What is the LTV:CAC ratio and what is healthy?
Short Answer
The LTV:CAC ratio compares lifetime customer profit to acquisition cost. A ratio of 3:1 or better indicates healthy unit economics; below 2:1 suggests unsustainable growth.
Full Explanation
If LTV is £35K and CAC is £8K, the ratio is 4.4:1, meaning for every pound spent on acquisition, the company expects £4.40 in lifetime profit. A 3:1 ratio is the minimum acceptable threshold for sustainable unit economics. Below 3:1, the company is spending too much to acquire customers relative to lifetime value. Ratios above 5:1 indicate exceptional unit economics and suggest the company can profitably increase marketing spend to accelerate growth.
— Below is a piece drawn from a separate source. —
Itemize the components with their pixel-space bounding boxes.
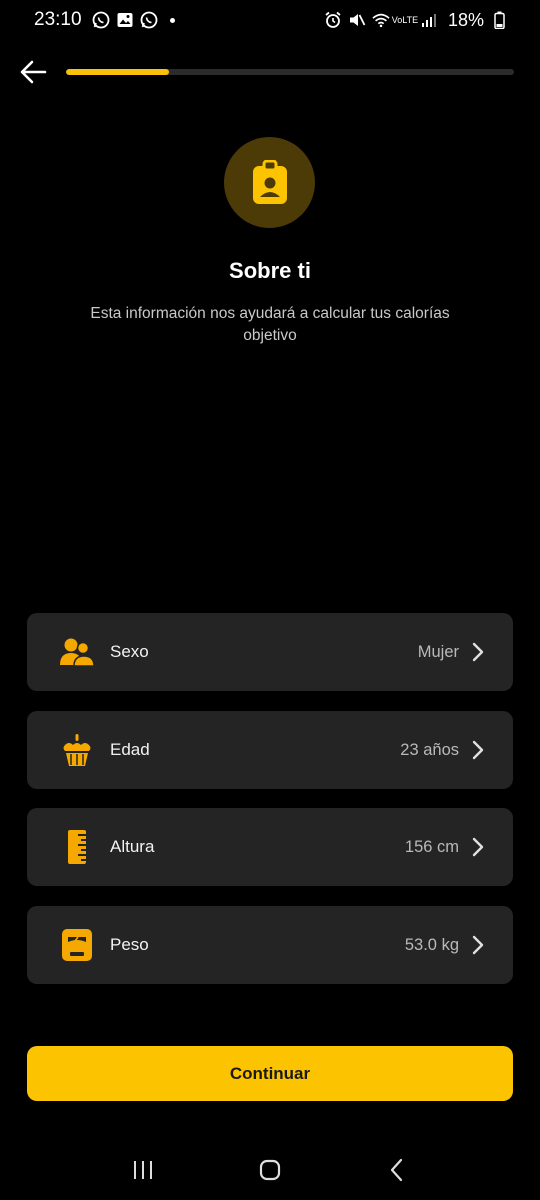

The ratio helps founders and investors assess whether growth is sustainable: a company growing 50% monthly but with a 1:1 LTV:CAC ratio is not viable — it is burning capital on unprofitable customer acquisition. Conversely, a company growing 10% monthly with a 5:1 ratio can sustain that growth indefinitely. Different business models have different expectations: self-serve SaaS typically targets 5:1+; enterprise sales might target 3:1; consumer apps might target 2:1. The industry context matters, but 3:1 is a universal minimum. Most investors will flag a company with LTV:CAC below 3:1 as a major risk.